Context is also an important constraint when designing for voice control outside the home. In-car voice interactions, for instance, should impose only a low cognitive load on the driver. The driver's attention must be focused on the road for their safety and that of passengers and other road users.


A second design consideration is the complexity of the tasks being enabled. Voice control is only genuinely useful if it makes achieving a result quicker or easier than it would have been using established methods. Touch screens are second nature to consumers. They are useful too, displaying information in a dense but easy-to-digest format that the user can easily review as needed. Voice-based interaction requires users to retain much more information without reference to visual cues. To account for this, information should be delivered in manageable 'chunks'. Designers could also use voice to facilitate interactions, while using other devices - or even, in the longer term, projected holograms or augmented reality overlays - to simultaneously provide detailed information. There have even been rumours that Amazon itself may launch a second-generation Echo home hub with a touchscreen as well as voice control.

While information must be delivered in a manageable way, brands must take care not to simply replicate the step-by-step experience provided by a telephone operator or Interactive Voice Response (IVR) system. After all, the chief benefit of voice interaction is the ability to complete a complex process with a single command. There is an expectation on users here too: they need to understand that providing a single command describing an entire process will give quicker, more satisfying results than step-by-step instructions.

Learning curve

In research we have carried out for clients, this learning curve has proved steeper than might be expected. Consumers are conditioned by established interactions with apps to compartmentalise tasks and processes. Delivering the kind of direct, comprehensive instruction that yields the best result doesn't always come naturally. Think back to the early days of search engines, when users relied on trial and error to discover, or had to be explicitly taught, certain commands to make searches more efficient.

Both of these challenges can be overcome by focusing user experience design efforts on core tasks. Doing the basics well will help users scale that learning curve, increasing their confidence in voice control services as the process is clear and the results satisfying. Building this confidence is vital to keep them using the service and prevent voice becoming simply a novelty feature, used to impress people at dinner parties but not in everyday activity.
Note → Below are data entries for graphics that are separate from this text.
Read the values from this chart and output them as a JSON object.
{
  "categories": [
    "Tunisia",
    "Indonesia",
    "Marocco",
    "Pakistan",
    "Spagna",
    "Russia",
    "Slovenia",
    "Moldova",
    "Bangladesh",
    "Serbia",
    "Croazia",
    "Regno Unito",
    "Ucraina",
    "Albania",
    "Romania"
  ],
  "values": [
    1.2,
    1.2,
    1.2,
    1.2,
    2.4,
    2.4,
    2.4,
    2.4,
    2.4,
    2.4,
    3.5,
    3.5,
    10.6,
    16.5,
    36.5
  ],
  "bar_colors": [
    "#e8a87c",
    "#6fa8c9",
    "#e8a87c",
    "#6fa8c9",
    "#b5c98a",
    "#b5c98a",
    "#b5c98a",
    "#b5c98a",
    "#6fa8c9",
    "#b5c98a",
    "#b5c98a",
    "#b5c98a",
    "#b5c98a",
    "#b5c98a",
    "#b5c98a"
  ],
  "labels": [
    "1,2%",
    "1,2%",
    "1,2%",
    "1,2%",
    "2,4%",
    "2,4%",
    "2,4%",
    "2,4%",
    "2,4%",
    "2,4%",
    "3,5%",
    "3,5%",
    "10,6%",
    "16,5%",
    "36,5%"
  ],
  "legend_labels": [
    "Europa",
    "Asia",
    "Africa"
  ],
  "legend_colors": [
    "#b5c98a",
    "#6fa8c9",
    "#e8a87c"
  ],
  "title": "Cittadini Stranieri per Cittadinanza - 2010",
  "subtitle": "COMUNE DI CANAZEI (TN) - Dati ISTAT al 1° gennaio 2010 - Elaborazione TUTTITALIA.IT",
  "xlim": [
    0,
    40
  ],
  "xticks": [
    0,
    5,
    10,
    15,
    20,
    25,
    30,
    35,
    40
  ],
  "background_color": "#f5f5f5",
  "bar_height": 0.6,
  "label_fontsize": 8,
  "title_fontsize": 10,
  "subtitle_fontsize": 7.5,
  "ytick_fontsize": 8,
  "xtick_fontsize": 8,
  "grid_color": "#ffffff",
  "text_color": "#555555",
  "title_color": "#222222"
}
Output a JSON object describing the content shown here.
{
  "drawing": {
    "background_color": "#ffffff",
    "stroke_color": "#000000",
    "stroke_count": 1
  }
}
Equally important is setting clear expectations as to the capabilities of voice control services. While it is important to ensure responses are naturalistic -- blandly repetitive responses to similar queries or commands are a sure-fire way to snap users out of the illusion that they are talking to a real, intelligent thing -- users need to know where the boundaries are. A voice service that can engage in wide-ranging natural conversation may seem like the Holy Grail, but if you encourage users to test the limits of what can be understood or accomplished, you risk dissatisfaction and disillusionment when they eventually bump up against the edges of what it can do. Perhaps counterintuitively, simpler services that are clear about the tight focus of their capabilities can inspire much greater customer satisfaction because they 'just work'.
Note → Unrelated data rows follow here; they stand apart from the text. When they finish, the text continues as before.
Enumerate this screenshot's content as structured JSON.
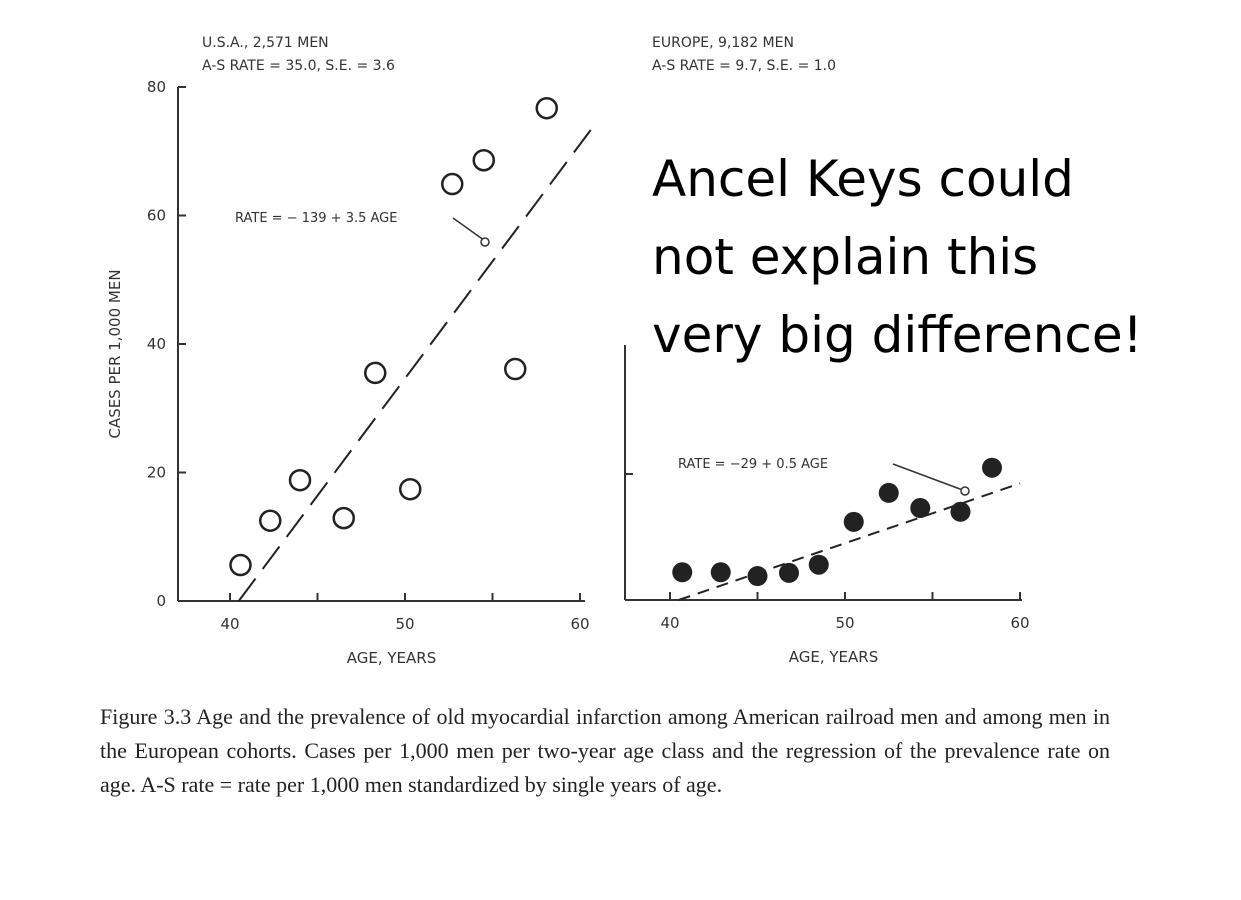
{
  "chart_data": [
    {
      "type": "scatter",
      "panel": "USA",
      "title": "U.S.A., 2,571 MEN",
      "subtitle": "A-S RATE = 35.0, S.E. = 3.6",
      "xlabel": "AGE, YEARS",
      "ylabel": "CASES PER 1,000 MEN",
      "xlim": [
        37,
        61
      ],
      "ylim": [
        0,
        80
      ],
      "xticks": [
        40,
        50,
        60
      ],
      "yticks": [
        0,
        20,
        40,
        60,
        80
      ],
      "marker": "open-circle",
      "x": [
        40.6,
        42.3,
        44.0,
        46.5,
        48.3,
        50.3,
        52.7,
        54.5,
        56.3,
        58.1
      ],
      "y": [
        5.6,
        12.5,
        18.8,
        12.9,
        35.5,
        17.4,
        64.9,
        68.6,
        36.1,
        76.7
      ],
      "fit_label": "RATE = − 139 + 3.5 AGE",
      "fit_line": [
        [
          40.5,
          0
        ],
        [
          60.8,
          74
        ]
      ]
    },
    {
      "type": "scatter",
      "panel": "Europe",
      "title": "EUROPE, 9,182 MEN",
      "subtitle": "A-S RATE = 9.7, S.E. = 1.0",
      "xlabel": "AGE, YEARS",
      "ylabel": "",
      "xlim": [
        37,
        61
      ],
      "ylim": [
        0,
        40
      ],
      "xticks": [
        40,
        50,
        60
      ],
      "yticks": [
        20
      ],
      "marker": "filled-circle",
      "x": [
        40.7,
        42.9,
        45.0,
        46.8,
        48.5,
        50.5,
        52.5,
        54.3,
        56.6,
        58.4
      ],
      "y": [
        4.4,
        4.4,
        3.8,
        4.3,
        5.6,
        12.4,
        17.0,
        14.6,
        14.0,
        21.0
      ],
      "fit_label": "RATE = −29 + 0.5 AGE",
      "fit_line": [
        [
          40.5,
          0
        ],
        [
          60,
          18.5
        ]
      ]
    }
  ],
  "overlay": {
    "line1": "Ancel Keys could",
    "line2": "not explain this",
    "line3": "very big difference!"
  },
  "caption": "Figure 3.3 Age and the prevalence of old myocardial infarction among American railroad men and among men in the European cohorts. Cases per 1,000 men per two-year age class and the regression of the prevalence rate on age. A-S rate = rate per 1,000 men standardized by single years of age."
}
Voice control technology is undeniably gathering momentum: Alexa had 1,000 available 'skills' in June 2016, a figure that had risen to 7,000 by the start of CES in January 2017. Whether that momentum translates into widespread use of voice control devices by ordinary consumers - not just the tech-savvy early adopter crowd - and voice does indeed establish itself as the new paradigm for interacting with computers, will depend to a large extent on whether device manufacturers and brands can find ways to overcome or bypass these four challenges.